Il ressort de ces dispositions qu’une mesure d’assignation à résidence prise en application de l’article L. 731-1 du code de l’entrée et du séjour des étrangers et du droit d’asile consiste, pour l’autorité administrative qui la prononce, à déterminer un périmètre que l’étranger ne peut quitter et au sein duquel il est autorisé à circuler et, afin de s’assurer du respect de cette obligation, à lui imposer de se présenter, selon une périodicité déterminée, aux services de police ou aux unités de gendarmerie. Une telle mesure n’a pas, en dehors des hypothèses où elle inclut une astreinte à domicile pour une durée limitée, pour effet d’obliger celui qui en fait l’objet à demeurer à son domicile. Dès lors, les décisions par lesquelles le préfet assigne à résidence, sur le fondement de l’article L. 731-1 du code de l’entrée et du séjour des étrangers et du droit d’asile, les étrangers faisant l’objet d’une mesure d’obligation de quitter le territoire français peuvent être prononcées à l’égard des étrangers qui ne disposent que d’une simple domiciliation postale. L’indication dans de telles décisions d’une adresse qui correspond uniquement à une domiciliation postale ne saurait imposer à l’intéressé de demeurer à cette adresse.

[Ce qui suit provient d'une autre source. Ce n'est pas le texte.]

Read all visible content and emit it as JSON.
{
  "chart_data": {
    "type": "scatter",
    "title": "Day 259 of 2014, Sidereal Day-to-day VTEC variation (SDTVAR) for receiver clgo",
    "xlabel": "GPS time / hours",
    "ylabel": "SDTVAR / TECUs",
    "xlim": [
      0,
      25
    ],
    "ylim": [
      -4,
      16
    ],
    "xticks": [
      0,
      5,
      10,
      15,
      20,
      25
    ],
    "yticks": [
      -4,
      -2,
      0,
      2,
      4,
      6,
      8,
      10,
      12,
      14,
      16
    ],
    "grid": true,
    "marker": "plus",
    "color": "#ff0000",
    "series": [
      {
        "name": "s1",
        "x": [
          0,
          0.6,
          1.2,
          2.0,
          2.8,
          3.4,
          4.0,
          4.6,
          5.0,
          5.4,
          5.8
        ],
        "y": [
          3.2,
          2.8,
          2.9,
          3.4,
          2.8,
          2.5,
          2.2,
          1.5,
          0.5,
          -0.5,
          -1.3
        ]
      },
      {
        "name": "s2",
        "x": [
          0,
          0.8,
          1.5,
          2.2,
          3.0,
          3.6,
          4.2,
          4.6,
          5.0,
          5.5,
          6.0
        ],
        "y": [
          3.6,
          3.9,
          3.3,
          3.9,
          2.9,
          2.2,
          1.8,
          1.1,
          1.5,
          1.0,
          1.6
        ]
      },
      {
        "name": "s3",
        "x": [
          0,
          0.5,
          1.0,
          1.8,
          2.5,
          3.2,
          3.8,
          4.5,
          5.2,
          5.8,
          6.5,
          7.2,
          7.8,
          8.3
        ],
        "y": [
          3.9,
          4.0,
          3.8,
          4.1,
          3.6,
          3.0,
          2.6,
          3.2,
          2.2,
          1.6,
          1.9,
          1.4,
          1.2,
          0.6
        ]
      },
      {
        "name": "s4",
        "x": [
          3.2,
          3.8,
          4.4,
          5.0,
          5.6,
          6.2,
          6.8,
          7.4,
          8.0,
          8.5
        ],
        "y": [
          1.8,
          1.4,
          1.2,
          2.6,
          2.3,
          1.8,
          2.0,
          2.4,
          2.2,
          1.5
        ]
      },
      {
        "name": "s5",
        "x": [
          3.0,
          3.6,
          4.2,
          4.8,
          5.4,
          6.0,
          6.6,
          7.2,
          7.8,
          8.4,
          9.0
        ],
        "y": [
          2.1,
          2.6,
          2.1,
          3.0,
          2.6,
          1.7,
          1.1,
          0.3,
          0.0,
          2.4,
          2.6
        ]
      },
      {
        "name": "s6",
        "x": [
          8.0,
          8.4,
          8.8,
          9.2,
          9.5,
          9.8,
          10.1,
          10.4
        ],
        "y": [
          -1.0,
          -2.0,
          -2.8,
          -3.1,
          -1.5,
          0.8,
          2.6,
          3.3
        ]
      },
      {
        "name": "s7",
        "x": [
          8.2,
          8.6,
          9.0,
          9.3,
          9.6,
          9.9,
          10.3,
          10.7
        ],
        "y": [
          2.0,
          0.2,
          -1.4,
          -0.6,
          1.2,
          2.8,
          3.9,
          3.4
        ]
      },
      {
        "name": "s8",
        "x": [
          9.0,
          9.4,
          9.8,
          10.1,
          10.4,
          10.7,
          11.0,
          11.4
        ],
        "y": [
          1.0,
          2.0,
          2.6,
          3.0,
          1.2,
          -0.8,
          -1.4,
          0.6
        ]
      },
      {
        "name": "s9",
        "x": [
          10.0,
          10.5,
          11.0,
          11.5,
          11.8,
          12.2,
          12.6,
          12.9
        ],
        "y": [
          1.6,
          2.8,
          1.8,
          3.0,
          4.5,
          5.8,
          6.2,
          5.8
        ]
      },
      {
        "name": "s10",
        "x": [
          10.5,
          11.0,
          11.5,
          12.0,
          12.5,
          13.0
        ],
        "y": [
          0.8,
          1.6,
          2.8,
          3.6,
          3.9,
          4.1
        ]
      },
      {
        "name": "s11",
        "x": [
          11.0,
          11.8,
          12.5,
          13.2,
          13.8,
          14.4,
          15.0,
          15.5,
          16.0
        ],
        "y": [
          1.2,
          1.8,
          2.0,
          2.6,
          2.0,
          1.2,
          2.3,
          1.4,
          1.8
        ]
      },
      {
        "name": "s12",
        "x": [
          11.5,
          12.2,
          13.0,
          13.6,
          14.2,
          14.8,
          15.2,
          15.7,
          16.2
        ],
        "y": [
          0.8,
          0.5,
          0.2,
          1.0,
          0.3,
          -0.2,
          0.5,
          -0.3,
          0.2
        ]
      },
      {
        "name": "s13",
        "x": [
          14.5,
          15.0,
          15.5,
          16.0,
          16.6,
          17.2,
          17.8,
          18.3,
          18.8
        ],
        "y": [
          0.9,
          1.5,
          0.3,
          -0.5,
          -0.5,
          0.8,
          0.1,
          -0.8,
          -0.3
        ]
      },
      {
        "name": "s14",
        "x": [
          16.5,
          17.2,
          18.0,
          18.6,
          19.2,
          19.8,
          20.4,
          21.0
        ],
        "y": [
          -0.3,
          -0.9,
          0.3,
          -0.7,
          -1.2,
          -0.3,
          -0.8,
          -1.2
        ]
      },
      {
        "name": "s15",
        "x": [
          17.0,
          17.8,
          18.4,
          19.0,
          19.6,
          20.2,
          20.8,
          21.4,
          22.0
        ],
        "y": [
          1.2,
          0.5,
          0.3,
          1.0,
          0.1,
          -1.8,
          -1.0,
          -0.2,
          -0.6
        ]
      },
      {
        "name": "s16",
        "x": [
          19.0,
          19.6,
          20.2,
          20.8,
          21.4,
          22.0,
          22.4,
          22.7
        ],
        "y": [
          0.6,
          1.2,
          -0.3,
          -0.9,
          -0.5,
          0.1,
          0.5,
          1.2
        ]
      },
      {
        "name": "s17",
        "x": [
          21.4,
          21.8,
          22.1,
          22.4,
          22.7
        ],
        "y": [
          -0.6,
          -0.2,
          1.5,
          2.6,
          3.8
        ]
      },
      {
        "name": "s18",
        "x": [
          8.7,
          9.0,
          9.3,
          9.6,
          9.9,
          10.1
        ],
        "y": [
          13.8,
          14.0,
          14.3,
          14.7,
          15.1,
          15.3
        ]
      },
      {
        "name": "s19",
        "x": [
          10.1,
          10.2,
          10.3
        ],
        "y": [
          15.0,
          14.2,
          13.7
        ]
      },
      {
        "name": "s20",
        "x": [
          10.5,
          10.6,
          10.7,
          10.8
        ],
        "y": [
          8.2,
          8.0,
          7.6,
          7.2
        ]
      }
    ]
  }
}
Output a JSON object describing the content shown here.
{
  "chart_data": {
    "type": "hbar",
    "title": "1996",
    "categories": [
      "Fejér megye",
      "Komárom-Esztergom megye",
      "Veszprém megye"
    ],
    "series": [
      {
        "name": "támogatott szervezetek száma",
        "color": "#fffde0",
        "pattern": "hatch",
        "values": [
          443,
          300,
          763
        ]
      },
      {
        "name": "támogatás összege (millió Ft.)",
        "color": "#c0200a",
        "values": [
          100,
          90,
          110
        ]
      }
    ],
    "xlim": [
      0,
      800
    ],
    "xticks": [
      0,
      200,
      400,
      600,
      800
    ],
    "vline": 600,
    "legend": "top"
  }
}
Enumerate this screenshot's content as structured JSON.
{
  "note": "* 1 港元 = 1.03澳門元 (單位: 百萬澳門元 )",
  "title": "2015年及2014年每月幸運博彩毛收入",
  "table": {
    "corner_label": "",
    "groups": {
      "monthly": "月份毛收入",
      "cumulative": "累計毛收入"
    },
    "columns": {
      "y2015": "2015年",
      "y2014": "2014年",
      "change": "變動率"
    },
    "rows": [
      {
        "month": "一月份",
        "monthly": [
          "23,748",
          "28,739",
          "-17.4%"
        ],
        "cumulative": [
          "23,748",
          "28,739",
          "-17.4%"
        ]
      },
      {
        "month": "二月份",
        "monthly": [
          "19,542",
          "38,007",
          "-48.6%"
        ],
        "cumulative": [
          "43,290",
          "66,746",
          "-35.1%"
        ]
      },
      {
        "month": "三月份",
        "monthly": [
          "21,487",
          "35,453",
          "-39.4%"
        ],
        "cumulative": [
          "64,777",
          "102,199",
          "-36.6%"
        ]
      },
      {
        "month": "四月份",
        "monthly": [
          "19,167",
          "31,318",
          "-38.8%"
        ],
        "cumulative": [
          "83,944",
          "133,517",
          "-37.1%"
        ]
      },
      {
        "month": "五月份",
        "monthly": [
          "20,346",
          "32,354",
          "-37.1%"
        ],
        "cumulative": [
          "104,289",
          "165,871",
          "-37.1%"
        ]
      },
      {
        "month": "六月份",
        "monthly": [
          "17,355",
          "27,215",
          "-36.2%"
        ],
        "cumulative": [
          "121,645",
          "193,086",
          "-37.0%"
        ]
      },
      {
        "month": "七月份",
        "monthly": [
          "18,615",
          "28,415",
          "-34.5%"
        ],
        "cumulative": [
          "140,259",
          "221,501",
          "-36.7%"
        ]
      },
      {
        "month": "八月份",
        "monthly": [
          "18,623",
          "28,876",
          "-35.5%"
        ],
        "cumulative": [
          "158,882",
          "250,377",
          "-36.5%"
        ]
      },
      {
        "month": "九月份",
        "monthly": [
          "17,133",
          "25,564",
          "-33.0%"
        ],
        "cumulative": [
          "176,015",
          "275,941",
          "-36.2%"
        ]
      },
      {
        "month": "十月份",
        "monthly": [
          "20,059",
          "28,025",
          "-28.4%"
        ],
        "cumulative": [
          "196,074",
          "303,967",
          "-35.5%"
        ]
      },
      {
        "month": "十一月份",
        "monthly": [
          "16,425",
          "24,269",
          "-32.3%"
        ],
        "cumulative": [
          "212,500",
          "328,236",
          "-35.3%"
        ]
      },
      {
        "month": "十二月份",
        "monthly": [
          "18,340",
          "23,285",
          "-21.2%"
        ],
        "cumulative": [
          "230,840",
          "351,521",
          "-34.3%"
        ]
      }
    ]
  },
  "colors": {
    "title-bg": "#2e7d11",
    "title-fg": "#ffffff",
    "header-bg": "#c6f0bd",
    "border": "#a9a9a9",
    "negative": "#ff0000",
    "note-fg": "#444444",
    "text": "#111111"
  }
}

Il ressort des termes de l’arrêté attaqué que M. B… est assigné à résidence au 16 rue de Chateaubriand à Evreux, laquelle correspondrait selon le requérant à une simple « adresse postale ». Si le requérant fait valoir que la mesure d’assignation à résidence emporte des conséquences disproportionnées car elle le contraint à vivre à la rue ou dans des squats sur le territoire de la commune d’Evreux, alors qu’il aurait sans doute pu être hébergé ailleurs, il résulte de ce qui vient d’être dit que la mesure d’assignation à résidence n’a pas pour effet d’obliger celui qui en fait l’objet à demeurer à l’adresse de domiciliation postale qu’elle indique. En outre, l’arrêté attaqué précise qu’il est fait interdiction à M. B… de sortir du département de l’Eure sans autorisation préfectorale. Il ne ressort d’aucune des pièces du dossier que la mesure serait disproportionnée à cet égard, ou qu’elle serait inutile, le requérant ne contestant d’ailleurs pas avoir déclaré lors de son audition être domicilié à l’adresse précitée. Par suite, le moyen tiré de ce que l’arrêté attaqué est entaché d’une erreur manifeste d’appréciation des conséquences de la décision sur sa situation personnelle, doit être écarté.
Il résulte de ce qui précède que les conclusions à fin d’annulation présentées par M. B… doivent être rejetées, ainsi que, par voie de conséquence, ses conclusions à fin d’injonction sous astreinte et ses conclusions présentées au titre des frais liés au litige.
D É C I D E :
Article 1er : M. B… est admis à l’aide juridictionnelle provisoire.
Article 2 : La requête de M. B… est rejetée.
Article 3 : Le présent jugement sera notifié à M. A… B…, à Me Matrand, et au préfet de l’Eure.
Rendu public par mise à disposition au greffe le 9 janvier 2026.
La magistrate désignée,
Signé :
C. Galle
La greffière,
Signé :
Lenfant
La République mande et ordonne au préfet de l’Eure en ce qui le concerne ou à tous commissaires de justice à ce requis en ce qui concerne les voies de droit commun contre les parties privées, de pourvoir à l’exécution de la présente décision.